A friend of mine is a long established practitioner of Kyudo; a while ago he invited me to his Dojo. I must have looked upon it as creature landing from another planet; even though I desperately sought common ground I struggled to relate to the ritual and obsession around what in actual fact was a martial art that was based around just one simple action; firing an arrow at a target. Of course I realise there was far more to it than that, and he was able to explain to me the cultural significance and deeply personal struggle that all serious practitioners have to come to terms with. But the ritual observances and the setting up of the Shinto shrine, all of which seemed to take up half of the session, left me wondering exactly what was going on? Was I perhaps witnessing a more exotic version of what the Sealed Knot get up to every major summer Bank holiday? Or was this something else?
The opening quote hinted at an ownership issue; I get that, and I also understand that in the hands of the truly ignorant cultural icons can be misunderstood, misrepresented or even abused.
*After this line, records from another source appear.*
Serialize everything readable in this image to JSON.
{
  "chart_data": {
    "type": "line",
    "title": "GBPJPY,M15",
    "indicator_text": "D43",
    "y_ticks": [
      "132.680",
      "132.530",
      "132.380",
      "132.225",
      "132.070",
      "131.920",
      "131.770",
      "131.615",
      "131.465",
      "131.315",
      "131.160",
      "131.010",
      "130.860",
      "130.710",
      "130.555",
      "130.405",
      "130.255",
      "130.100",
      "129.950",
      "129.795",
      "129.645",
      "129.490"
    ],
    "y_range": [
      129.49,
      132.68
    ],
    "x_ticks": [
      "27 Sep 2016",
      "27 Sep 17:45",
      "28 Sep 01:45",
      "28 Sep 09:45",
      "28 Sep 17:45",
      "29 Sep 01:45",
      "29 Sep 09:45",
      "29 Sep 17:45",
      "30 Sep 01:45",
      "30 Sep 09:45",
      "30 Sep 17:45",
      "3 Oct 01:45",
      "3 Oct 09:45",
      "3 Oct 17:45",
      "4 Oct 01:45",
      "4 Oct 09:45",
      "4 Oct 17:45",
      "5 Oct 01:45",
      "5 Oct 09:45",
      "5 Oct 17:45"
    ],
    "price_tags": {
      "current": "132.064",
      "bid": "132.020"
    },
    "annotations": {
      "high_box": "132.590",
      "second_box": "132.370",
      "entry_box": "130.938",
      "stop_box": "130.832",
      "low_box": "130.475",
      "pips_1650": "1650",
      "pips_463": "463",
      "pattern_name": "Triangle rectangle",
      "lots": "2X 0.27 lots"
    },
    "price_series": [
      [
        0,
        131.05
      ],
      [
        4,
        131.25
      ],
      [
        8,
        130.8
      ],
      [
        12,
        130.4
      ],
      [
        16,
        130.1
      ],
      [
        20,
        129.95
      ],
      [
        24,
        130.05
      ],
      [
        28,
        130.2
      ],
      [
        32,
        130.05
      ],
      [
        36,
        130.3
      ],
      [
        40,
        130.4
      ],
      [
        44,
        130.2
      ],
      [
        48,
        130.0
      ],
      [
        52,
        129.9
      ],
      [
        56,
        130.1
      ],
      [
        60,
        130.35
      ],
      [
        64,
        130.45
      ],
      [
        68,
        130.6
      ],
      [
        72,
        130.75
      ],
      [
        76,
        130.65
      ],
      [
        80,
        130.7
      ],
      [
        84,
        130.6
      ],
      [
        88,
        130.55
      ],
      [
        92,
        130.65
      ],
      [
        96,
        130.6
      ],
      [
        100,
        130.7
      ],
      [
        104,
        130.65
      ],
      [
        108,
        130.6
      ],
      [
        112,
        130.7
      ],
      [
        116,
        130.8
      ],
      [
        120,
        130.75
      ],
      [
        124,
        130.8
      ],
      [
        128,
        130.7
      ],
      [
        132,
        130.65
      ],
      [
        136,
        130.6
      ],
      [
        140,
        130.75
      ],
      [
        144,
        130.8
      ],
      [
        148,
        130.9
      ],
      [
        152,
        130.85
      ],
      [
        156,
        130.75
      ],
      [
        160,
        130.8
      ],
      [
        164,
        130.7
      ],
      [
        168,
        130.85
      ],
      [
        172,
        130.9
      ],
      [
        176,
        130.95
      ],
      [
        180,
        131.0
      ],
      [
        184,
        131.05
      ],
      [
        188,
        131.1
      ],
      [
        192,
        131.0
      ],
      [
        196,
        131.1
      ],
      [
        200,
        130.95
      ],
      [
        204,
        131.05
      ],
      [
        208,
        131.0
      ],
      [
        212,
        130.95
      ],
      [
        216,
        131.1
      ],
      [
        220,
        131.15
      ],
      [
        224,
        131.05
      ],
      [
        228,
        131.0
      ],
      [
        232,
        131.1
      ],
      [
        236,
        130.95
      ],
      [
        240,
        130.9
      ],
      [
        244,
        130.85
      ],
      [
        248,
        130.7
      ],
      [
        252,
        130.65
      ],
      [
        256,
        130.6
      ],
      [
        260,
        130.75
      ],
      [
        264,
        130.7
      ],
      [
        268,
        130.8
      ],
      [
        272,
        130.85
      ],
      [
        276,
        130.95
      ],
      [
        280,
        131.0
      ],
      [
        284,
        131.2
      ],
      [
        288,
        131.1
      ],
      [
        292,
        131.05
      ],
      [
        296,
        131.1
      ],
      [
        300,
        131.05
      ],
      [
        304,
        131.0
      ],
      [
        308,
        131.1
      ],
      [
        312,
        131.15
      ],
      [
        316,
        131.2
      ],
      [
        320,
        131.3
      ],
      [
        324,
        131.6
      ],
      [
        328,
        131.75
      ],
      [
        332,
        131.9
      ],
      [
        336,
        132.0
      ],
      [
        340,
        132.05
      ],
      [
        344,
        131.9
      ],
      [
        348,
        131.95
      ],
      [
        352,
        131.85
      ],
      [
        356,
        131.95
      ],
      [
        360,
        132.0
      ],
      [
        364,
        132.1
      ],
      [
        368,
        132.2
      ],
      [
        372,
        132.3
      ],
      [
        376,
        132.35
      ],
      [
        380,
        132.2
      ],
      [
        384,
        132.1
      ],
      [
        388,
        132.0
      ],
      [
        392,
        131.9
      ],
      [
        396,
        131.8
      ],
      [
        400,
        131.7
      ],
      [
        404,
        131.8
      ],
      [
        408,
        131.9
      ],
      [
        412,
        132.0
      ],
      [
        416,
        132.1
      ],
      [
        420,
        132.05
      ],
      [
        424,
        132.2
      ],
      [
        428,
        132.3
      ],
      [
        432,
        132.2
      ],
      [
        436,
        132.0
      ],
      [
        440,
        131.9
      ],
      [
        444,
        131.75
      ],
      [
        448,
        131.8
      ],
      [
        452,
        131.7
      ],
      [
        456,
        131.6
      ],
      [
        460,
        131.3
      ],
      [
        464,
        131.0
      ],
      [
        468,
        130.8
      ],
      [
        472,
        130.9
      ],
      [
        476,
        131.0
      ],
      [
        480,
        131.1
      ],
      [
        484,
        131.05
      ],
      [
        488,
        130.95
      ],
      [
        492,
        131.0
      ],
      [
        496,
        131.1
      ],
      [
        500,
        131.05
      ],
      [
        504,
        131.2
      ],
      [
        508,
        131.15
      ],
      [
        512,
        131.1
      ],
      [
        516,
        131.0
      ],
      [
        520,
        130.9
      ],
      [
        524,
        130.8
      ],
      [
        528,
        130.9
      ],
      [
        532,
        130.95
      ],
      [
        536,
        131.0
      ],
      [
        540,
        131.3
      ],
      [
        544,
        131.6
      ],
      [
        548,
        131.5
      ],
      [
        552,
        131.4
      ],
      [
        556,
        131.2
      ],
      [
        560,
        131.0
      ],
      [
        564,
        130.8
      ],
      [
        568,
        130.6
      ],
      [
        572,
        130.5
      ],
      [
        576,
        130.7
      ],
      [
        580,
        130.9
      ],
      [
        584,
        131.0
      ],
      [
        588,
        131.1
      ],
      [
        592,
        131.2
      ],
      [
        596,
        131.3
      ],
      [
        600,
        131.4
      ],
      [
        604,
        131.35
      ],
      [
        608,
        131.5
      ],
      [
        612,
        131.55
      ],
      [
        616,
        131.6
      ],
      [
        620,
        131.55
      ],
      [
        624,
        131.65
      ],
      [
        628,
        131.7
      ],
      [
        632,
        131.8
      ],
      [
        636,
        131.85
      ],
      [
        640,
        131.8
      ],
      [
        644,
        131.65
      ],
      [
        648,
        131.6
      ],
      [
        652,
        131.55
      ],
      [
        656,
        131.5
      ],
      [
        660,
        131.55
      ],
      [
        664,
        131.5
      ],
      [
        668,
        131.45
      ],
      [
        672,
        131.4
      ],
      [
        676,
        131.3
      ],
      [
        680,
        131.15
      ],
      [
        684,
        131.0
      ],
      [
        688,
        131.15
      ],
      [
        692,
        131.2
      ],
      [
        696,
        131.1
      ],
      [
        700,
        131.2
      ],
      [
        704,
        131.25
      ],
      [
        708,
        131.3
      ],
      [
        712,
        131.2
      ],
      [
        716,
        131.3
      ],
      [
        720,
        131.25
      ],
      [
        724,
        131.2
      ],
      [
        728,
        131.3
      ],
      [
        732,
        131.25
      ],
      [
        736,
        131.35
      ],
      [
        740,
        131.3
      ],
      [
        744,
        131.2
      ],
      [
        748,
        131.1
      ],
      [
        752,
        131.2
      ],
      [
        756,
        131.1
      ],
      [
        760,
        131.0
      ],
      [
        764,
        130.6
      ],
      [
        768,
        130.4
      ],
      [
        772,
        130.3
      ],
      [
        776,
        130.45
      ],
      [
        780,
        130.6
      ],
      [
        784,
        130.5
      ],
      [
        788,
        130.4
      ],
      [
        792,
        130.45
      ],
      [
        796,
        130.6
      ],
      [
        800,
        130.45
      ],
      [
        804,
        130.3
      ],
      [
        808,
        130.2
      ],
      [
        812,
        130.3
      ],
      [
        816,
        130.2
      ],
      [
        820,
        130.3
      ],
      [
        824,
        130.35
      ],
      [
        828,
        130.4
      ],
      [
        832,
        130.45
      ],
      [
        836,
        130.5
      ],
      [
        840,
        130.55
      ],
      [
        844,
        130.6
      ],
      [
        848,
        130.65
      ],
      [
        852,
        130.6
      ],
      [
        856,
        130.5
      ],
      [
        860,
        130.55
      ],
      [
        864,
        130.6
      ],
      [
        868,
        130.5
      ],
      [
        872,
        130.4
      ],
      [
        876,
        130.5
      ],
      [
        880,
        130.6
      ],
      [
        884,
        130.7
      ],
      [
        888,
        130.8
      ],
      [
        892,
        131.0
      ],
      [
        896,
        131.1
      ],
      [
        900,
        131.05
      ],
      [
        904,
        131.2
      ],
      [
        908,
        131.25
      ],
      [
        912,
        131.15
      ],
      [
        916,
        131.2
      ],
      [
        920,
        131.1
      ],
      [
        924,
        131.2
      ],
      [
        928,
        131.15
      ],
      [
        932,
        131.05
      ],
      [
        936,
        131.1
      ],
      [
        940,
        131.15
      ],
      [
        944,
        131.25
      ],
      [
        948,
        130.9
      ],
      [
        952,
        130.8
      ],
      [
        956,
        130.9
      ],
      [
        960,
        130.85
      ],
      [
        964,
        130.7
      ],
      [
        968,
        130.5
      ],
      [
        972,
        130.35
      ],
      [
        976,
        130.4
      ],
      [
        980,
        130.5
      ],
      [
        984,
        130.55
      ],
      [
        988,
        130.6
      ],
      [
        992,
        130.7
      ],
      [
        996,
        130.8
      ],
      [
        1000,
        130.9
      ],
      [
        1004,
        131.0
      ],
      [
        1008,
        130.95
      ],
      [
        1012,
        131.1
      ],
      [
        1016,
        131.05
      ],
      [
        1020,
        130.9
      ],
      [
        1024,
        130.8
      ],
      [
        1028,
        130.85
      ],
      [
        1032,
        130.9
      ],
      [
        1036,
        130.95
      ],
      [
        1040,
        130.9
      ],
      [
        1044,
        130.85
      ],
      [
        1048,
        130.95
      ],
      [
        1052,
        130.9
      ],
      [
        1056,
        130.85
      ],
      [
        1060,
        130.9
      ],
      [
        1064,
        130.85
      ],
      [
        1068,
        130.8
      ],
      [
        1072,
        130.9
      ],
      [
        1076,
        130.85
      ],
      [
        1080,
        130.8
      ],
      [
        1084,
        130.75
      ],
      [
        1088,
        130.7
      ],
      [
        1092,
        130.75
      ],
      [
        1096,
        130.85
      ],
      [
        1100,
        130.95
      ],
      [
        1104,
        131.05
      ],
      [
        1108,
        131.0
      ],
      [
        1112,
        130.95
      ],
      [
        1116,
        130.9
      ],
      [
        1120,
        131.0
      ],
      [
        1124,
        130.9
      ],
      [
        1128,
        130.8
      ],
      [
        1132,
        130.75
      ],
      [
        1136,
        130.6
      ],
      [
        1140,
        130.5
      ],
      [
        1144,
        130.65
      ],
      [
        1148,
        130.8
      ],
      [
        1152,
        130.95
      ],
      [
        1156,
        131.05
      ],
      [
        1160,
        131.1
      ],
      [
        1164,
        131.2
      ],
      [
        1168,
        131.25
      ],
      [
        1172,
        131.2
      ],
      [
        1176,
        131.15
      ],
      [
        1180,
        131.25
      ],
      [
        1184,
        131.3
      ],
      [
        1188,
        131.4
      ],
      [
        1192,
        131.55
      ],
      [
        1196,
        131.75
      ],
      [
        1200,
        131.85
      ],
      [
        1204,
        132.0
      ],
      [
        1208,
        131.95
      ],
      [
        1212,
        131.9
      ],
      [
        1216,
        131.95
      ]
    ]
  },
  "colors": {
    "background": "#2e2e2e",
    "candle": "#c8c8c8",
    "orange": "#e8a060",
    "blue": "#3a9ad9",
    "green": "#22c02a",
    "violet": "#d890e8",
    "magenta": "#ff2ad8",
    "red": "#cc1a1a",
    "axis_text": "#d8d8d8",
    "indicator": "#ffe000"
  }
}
They may even evolve into ‘Cargo Cults’ (https://en.wikipedia.org/wiki/Cargo_cult ). I’m pretty sure this happens in the martial arts, it’s all over YouTube, but I think most people can see that and just find it a bit….sad. But hey.
But here’s a thing. Let me explain this through the lens of Japanese Art, just to show that Cultural Appropriation is not a one way street.
Pre the arrival of western cultural artifacts to Japan the Japanese printmakers and painters had no concern with western ideas of space and depth in visual compositions. I have at home an original woodblock print by Japanese artist Tachibana Morikuni (1679 – 1748) of an Ox under willows, there is only the vaguest nod towards anything that might relate to foreground, background or middle distance; it’s all based upon a very formulaic and decorative methodology. When the later artists were exposed to western art the game changed, Hiroshige, Hokusai etc. embraced the ideas of perspective and distance and in Hokusai’s case he created visual puns, e.g the swamping of the mighty Fuji by the great wave!
But, when Japanese artifacts arrived in Paris wrapped in throw-away Japanese prints, Post-Impressionists became fascinated by the visual conceits and ‘appropriated’ their methods for themselves – oh the irony!